![Jeremy Sumpter, Evan Rachel Wood, ...](https://cdn.statically.io/img/ew.com/thmb/tkZB44ylWp450JMhLZAv-qFy6kk=/1500x0/filters:no_upscale():max_bytes(150000):strip_icc()/153159__peterpan_l-7e4df403278c480c93b97ad88d071695.jpg)
Peter Pan, the boy who never grows up, could be the mascot for our entire commodified kiddie culture. The era is now almost too synched to him: When he shows up in the sparkly new CGI-happy version of Peter Pan, sneaking and flying and clowning around, he’s immersed in fun, but no more so than your average 11-year-old (or 25-year-old) Game Boy junkie.
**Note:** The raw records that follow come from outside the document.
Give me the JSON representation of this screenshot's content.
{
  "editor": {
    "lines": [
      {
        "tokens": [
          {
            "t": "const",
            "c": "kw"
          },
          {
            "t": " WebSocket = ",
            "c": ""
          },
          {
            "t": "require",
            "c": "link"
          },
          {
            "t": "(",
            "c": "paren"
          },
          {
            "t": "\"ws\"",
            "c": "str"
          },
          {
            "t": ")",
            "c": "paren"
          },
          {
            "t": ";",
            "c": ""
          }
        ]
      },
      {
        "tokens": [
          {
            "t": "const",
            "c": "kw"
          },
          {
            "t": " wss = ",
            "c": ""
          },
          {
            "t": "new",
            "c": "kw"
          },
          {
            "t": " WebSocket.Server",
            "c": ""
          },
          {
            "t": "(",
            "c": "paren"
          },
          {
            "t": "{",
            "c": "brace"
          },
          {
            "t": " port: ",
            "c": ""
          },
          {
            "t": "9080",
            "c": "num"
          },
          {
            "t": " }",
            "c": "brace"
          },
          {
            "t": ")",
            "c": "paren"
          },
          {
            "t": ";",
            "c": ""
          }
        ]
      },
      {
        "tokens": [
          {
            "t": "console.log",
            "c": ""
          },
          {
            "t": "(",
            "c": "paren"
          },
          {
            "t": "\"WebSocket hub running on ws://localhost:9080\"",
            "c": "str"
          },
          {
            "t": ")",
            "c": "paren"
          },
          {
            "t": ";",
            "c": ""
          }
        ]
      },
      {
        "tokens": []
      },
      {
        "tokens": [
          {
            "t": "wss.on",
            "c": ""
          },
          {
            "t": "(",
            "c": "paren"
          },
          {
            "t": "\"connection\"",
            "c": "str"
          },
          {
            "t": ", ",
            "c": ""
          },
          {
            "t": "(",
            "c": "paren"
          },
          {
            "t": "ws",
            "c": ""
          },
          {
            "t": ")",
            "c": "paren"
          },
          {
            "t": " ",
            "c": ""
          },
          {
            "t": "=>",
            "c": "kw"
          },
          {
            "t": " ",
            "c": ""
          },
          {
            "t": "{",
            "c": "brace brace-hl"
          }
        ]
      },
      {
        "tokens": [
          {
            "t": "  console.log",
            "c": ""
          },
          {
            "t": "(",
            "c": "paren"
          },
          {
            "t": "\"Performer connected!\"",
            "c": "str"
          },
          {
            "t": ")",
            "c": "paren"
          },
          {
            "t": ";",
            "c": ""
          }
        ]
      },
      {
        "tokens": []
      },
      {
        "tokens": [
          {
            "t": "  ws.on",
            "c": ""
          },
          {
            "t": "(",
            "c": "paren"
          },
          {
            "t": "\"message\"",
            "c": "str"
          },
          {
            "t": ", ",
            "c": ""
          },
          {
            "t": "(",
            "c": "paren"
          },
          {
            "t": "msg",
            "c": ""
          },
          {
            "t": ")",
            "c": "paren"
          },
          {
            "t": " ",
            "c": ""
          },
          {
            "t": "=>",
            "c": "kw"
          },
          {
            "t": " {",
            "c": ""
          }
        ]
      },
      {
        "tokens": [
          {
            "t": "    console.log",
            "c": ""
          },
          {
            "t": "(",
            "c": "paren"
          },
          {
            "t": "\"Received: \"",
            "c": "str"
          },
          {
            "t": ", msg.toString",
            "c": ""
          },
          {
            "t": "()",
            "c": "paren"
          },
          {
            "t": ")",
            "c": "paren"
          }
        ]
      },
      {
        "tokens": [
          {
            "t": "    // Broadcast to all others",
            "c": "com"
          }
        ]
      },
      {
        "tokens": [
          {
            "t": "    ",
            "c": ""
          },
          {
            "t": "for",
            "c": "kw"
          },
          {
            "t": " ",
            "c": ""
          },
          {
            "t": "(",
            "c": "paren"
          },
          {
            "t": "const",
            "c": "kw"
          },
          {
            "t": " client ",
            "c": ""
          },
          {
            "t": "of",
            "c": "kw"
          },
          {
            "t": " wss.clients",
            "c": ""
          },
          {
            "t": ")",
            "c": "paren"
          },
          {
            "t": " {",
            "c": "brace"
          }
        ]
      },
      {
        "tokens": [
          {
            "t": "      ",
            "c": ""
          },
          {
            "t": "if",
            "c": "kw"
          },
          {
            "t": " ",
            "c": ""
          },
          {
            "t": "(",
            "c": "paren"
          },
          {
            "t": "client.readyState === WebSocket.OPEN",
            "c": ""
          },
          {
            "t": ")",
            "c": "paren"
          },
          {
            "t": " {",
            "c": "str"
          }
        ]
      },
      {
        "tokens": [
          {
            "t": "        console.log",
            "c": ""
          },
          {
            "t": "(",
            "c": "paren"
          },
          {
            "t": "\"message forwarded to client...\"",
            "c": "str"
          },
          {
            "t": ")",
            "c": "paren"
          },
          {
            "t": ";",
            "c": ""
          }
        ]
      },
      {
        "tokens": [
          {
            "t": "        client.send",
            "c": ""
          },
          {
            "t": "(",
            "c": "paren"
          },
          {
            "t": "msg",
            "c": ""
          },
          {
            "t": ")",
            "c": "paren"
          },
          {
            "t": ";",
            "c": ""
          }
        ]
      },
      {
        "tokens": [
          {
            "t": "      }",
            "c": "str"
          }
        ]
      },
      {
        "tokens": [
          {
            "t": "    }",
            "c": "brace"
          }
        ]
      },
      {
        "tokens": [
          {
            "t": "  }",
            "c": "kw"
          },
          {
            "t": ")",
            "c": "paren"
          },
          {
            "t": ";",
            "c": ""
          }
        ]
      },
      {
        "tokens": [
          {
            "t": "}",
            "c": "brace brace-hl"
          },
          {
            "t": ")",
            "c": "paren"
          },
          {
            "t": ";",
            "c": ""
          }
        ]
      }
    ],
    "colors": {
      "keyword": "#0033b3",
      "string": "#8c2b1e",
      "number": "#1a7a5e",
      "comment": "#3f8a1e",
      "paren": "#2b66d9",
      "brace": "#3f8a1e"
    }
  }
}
Jeremy Sumpter, as Peter, has eyebrows that tilt down with a hint of wry devilry, and Rachel Hurd-Wood, with her ruby mouth parting into the most delicate of smiles, makes Wendy a rare vision of sophisticated innocence; she seems to have walked right out of the 19th century. The director, P.J. Hogan, celebrates Peter’s elfin derring-do yet recognizes that there’s something a bit lonely about it.
”Peter Pan” is a bright, whirling pinwheel of a movie that tosses around special effects like confetti, but the techno magic is graced with a touch of sensuality. Tinker Bell, played by ”Swimming Pool”’s Ludivine Sagnier, glows like a lava lamp as she leaves her trail of glitter, and the clouds over Neverland have a rosy impressionist lushness. (You can also bounce around on them.) Jason Isaacs, looking like a debauched Brit demon-metal rock star, plays Hook with just enough nasty smolder to suggest that there’s something a tad unseemly in his fixation on Peter and Wendy. If anything gets lost here, it’s the appeal of the Lost Boys — and, for that matter, of Neverland, which looks like the sort of plastic stage-set forest Disney once used as a backdrop in the days of movies like ”The Gnome-Mobile.”